While the study itself did not assess future risk, Schumacher said the WWA models also returned results for 2C of global warming, the upper limit of the Paris Agreement.

Climate change increases drought

“The summer of 2022 demonstrated how human-caused climate change increases agricultural and ecological drought risks in agricultural and densely populated regions of the northern hemisphere,” said Sonia Seneviratne, a professor at the Institute for Climate and Atmospheric Science in Zurich, co-author.

“We have to stop burning fossil fuels if we want to stabilize climate conditions and prevent these drought episodes from getting worse again. They will become more frequent and more intense with increasing warming,” she warned.

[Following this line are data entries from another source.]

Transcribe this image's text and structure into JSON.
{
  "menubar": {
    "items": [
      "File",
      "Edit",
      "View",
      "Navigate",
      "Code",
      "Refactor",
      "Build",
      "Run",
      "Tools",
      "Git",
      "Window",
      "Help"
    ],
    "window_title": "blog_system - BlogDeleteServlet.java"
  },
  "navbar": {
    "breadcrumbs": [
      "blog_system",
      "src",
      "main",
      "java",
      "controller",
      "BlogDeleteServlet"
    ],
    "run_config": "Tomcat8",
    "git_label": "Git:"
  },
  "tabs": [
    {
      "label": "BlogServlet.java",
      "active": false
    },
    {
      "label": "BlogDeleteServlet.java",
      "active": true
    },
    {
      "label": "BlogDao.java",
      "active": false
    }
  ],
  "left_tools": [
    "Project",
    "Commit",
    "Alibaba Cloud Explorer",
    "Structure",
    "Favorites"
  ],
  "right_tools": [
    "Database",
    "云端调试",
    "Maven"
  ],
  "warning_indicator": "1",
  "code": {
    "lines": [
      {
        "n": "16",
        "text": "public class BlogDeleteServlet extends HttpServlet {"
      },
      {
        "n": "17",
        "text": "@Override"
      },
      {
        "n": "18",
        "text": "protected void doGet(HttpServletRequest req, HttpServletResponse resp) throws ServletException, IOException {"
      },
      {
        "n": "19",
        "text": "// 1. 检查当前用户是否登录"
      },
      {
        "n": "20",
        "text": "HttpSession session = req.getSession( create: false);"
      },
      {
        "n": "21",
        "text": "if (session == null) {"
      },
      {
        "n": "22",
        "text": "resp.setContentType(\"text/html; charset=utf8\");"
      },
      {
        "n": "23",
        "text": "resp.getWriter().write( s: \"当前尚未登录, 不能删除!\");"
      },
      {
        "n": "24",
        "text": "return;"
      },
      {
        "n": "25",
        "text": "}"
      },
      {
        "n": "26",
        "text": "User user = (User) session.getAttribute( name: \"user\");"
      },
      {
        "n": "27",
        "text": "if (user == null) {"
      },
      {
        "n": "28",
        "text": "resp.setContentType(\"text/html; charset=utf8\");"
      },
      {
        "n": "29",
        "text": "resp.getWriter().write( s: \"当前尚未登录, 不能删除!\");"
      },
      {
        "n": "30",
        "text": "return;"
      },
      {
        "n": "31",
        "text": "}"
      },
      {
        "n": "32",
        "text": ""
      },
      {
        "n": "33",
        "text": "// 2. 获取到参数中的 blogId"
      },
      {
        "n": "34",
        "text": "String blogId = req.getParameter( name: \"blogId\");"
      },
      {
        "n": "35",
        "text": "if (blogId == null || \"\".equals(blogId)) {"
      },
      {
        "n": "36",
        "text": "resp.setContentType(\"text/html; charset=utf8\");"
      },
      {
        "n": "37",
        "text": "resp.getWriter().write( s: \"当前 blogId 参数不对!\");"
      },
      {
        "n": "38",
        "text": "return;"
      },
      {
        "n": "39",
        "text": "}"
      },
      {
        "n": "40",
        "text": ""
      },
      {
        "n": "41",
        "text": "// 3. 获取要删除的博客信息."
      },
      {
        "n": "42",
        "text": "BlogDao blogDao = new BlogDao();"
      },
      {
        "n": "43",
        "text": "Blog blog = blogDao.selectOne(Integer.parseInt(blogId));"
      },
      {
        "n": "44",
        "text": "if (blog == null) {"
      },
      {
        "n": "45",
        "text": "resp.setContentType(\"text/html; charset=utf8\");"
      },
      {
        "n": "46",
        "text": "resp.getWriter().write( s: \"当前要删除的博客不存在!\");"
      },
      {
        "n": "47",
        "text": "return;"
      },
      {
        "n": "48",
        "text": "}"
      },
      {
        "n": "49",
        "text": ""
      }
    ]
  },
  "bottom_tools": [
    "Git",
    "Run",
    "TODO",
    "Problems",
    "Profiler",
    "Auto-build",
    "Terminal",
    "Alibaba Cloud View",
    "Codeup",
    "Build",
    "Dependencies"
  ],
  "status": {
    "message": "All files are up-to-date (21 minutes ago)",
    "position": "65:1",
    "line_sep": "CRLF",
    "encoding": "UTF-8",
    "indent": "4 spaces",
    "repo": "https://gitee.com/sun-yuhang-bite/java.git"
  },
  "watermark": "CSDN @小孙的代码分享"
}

In central and western Europe, the probability of drought is lower: between 5 and 6 times less important, according to calculations. This variability is only due to the extension of the territory and the data analyzed.

We have to stop burning fossil fuels if we want to stabilize climatic conditions and prevent those episodes of drought from getting worse again.

“Usually the signals related to climate change are more important in larger regions,” explained Friederike Otto of Imperial College London, another co-author of the study, when introducing it to journalists.

“When we look at smaller regions, we find more daily weather variants in the data,” but that effect is “attenuated” when looking at larger areas, she explained.